They say that your relationship status can help to improve your health from helping to reduce your chances for becoming ill to living a longer life. However, what they don’t say is that just like a relationship can help your health a bad one (or rather parts of a relationship) can do just as much damage to your health. Take a look at these 4 ways your relationship can harm your health and why.

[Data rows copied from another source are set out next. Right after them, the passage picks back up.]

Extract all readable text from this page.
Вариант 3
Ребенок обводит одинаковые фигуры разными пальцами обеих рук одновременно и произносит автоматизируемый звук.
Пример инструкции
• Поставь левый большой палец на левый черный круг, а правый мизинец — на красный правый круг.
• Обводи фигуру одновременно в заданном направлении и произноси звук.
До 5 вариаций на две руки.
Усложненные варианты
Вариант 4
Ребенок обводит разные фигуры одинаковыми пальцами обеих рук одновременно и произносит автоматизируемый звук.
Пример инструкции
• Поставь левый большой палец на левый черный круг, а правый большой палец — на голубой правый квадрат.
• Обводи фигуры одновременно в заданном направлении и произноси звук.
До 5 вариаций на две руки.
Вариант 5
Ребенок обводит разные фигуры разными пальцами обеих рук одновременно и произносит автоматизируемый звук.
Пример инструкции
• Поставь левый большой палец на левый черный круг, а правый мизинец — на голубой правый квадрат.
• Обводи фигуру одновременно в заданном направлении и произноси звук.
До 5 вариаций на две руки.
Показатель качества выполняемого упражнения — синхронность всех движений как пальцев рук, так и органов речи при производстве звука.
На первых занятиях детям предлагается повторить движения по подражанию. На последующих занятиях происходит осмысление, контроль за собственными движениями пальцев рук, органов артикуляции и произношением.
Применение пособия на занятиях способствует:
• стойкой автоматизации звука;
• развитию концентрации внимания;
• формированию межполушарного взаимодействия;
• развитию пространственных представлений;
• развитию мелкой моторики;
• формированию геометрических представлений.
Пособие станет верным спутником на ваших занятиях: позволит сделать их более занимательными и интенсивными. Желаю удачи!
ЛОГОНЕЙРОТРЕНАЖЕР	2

1. The “Letting Go” Effect
In a recent study conducted by the University of New York it was found that people tended to gain 10-30 pounds once getting settled into a long-term relationship. The reason why is that once you’ve found someone to be with your are less conscious about your looks and let yourself go… from not exercising as much to eating more and worrying less about your outward appearance. Weight gain, even an additional 15 pounds, can put added pressure on your body which can affect everything from your heart function to your hormone balance and more.
2. Stress from the Relationship
All relationships can incur stress whether it is problems communicating, financial issues, not seeing eye to eye with everyday matters or something else. Stress can cause the body to be in a constant state of nervousness and worry that makes the organs work harder just to function properly. Stress can also play havoc with weight, hormones and emotions, doubling up on the stress already from in the relationship.
3. Sleep Problems
Sleeping next to the person you love can do a world of good to help you relax and get a more restful sleep… but, if your spouse has sleep issues such as snoring, insomnia, sleep apnea or the like you can end up have sleep issues right alongside them. In a 2005 poll done by the Sleep Foundation, the results showed that the people polled reported a higher chance of fatigue and interrupted sleep if their sleeping partners suffered from a sleep issue themselves.
4. Depression from the Relationship
Much like stress, depression can have horrible affects on a person’s body and if a relationship is experiencing turbulence those within it are more likely to experience mild to severe depression. When a person is depressed it shows both inward and outward from a less happy demeanor to a reduced appetite (therefore a loss of weight), all of which can put added stress on the body.